Suppose we could write the joint distribution as a mixture of iid components

\[ p(\theta) = \int \prod_{j = 1}^J p(\theta_j \mid \phi) p(\phi) d\phi . \]

I won’t prove mathematically that his assumption leads to a contradiction, but rather simulate values to illustrate the point.

First, the solution to exercise 5 shows that the covariance of \(\theta_i, \theta_j\), \(i \ne j\), would have to be non-negative. So let’s simulate some values and take a look at the covariance.

rbern <- function(n, p) 2 * rbinom(n, 1, p) - 1

simulate <- function(J, iter = 10000) {
  tibble(
      mu1 = rbern(iter, 0.5),
      flip = rbern(iter, (J - 1) / (2*J - 1)),
      mu2 = mu1 * flip,
      theta1 = rnorm(iter, mu1, 1),
      theta2 = rnorm(iter, mu2, 1)
    )
}

In our simulate function, the flip variable indicates whether \(\theta_2\) has a mean that is the negative of the mean of \(\theta_1\). Notice that the probability of a flip depends on \(J\). In particular, when \(J = 1\) this probability is 1. For larger values of \(J\), the probability of a flip is strictly greater than 0.5. As \(J \to \infty\), this probability converges to 0.5, as if \(\theta_1\) and \(\theta_2\) were independent.

For this case where \(J = 1\), the correlation is clearly negative. We can also see two clusters forming around \((1, -1)\) and \((-1, 1)\). This seems reasonable since the mean of one is necessarily the negative of the mean of the other.

To see what happens when \(J \to \infty\), let’s calculate the covariance for a range of values of \(J\).

covariance <- function(sims)
  sims %>% 
    summarise(cov(theta1, theta2)) %>% 
    pull()

covariances <- tibble(J = 1:500) %>% 
  mutate(
    sim = map(J, simulate),
    cov_theta1_theta2 = map_dbl(sim, covariance)
  )

We can see below that the covariance is quite negative for small values of \(J\), and it seems to converge very quickly to 0. I suspect the positive values that appear are due to sampling variance.

covariances %>% 
  ggplot() +
  aes(J, cov_theta1_theta2) +
  geom_point(alpha = 0.4) +
  labs(y = 'Covariance')

Finally, let’s plot the samples for a large value of \(J\) to verify that there is (almost) no covariance.
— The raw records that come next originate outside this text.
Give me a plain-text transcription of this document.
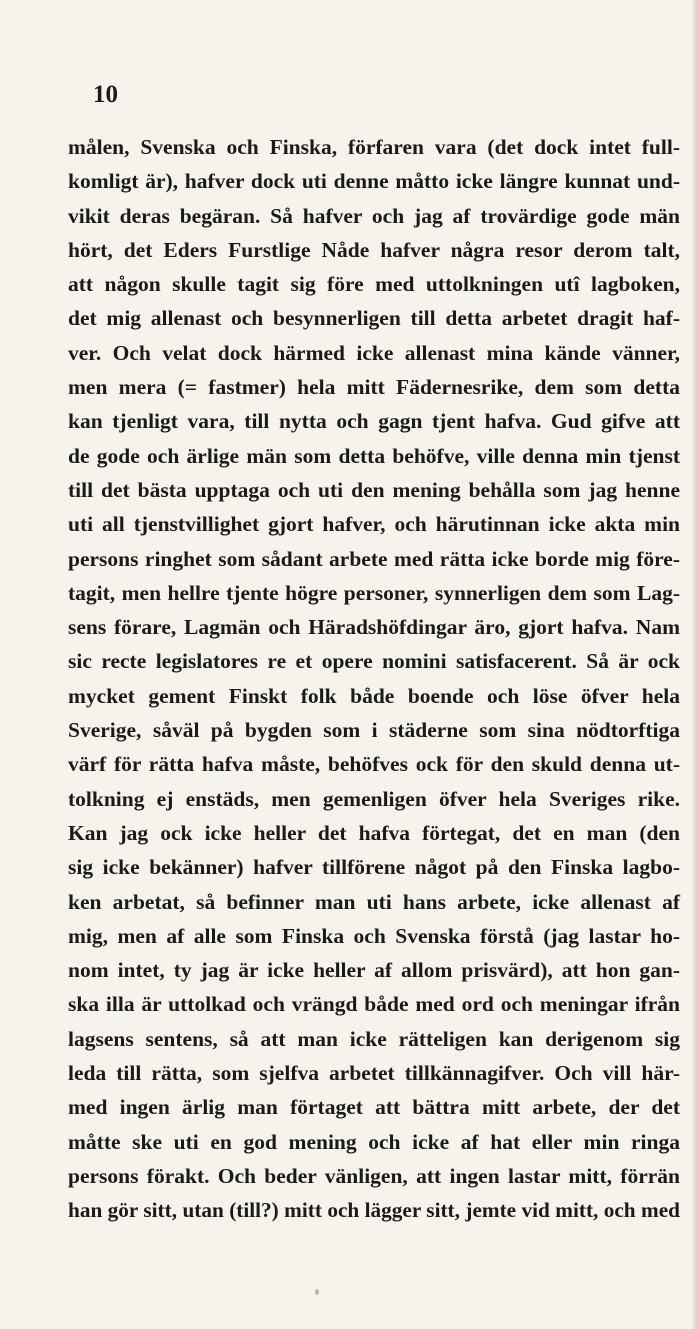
10
målen, Svenska och Finska, förfaren vara (det dock intet full-
komligt är), hafver dock uti denne måtto icke längre kunnat und-
vikit deras begäran. Så hafver och jag af trovärdige gode män
hört, det Eders Furstlige Nåde hafver några resor derom talt,
att någon skulle tagit sig före med uttolkningen utî lagboken,
det mig allenast och besynnerligen till detta arbetet dragit haf-
ver. Och velat dock härmed icke allenast mina kände vänner,
men mera (= fastmer) hela mitt Fädernesrike, dem som detta
kan tjenligt vara, till nytta och gagn tjent hafva. Gud gifve att
de gode och ärlige män som detta behöfve, ville denna min tjenst
till det bästa upptaga och uti den mening behålla som jag henne
uti all tjenstvillighet gjort hafver, och härutinnan icke akta min
persons ringhet som sådant arbete med rätta icke borde mig före-
tagit, men hellre tjente högre personer, synnerligen dem som Lag-
sens förare, Lagmän och Häradshöfdingar äro, gjort hafva. Nam
sic recte legislatores re et opere nomini satisfacerent. Så är ock
mycket gement Finskt folk både boende och löse öfver hela
Sverige, såväl på bygden som i städerne som sina nödtorftiga
värf för rätta hafva måste, behöfves ock för den skuld denna ut-
tolkning ej enstäds, men gemenligen öfver hela Sveriges rike.
Kan jag ock icke heller det hafva förtegat, det en man (den
sig icke bekänner) hafver tillförene något på den Finska lagbo-
ken arbetat, så befinner man uti hans arbete, icke allenast af
mig, men af alle som Finska och Svenska förstå (jag lastar ho-
nom intet, ty jag är icke heller af allom prisvärd), att hon gan-
ska illa är uttolkad och vrängd både med ord och meningar ifrån
lagsens sentens, så att man icke rätteligen kan derigenom sig
leda till rätta, som sjelfva arbetet tillkännagifver. Och vill här-
med ingen ärlig man förtaget att bättra mitt arbete, der det
måtte ske uti en god mening och icke af hat eller min ringa
persons förakt. Och beder vänligen, att ingen lastar mitt, förrän
han gör sitt, utan (till?) mitt och lägger sitt, jemte vid mitt, och med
The covariance is negative for finite \(J\) since a large value of \(\theta_1\) implies it is most likely from \(\dnorm(1, 1)\), which implies that \(\theta_2\) is most likely from \(\dnorm(-1, 1)\) and would have a smaller value (and vice versa). This contradicts the assumption that we can write the joint distribution as a mixture of iids.

This doesn’t lead to a contradiction to de Finetti’s theorem by letting \(J \to \infty\) because the covariances converge to 0.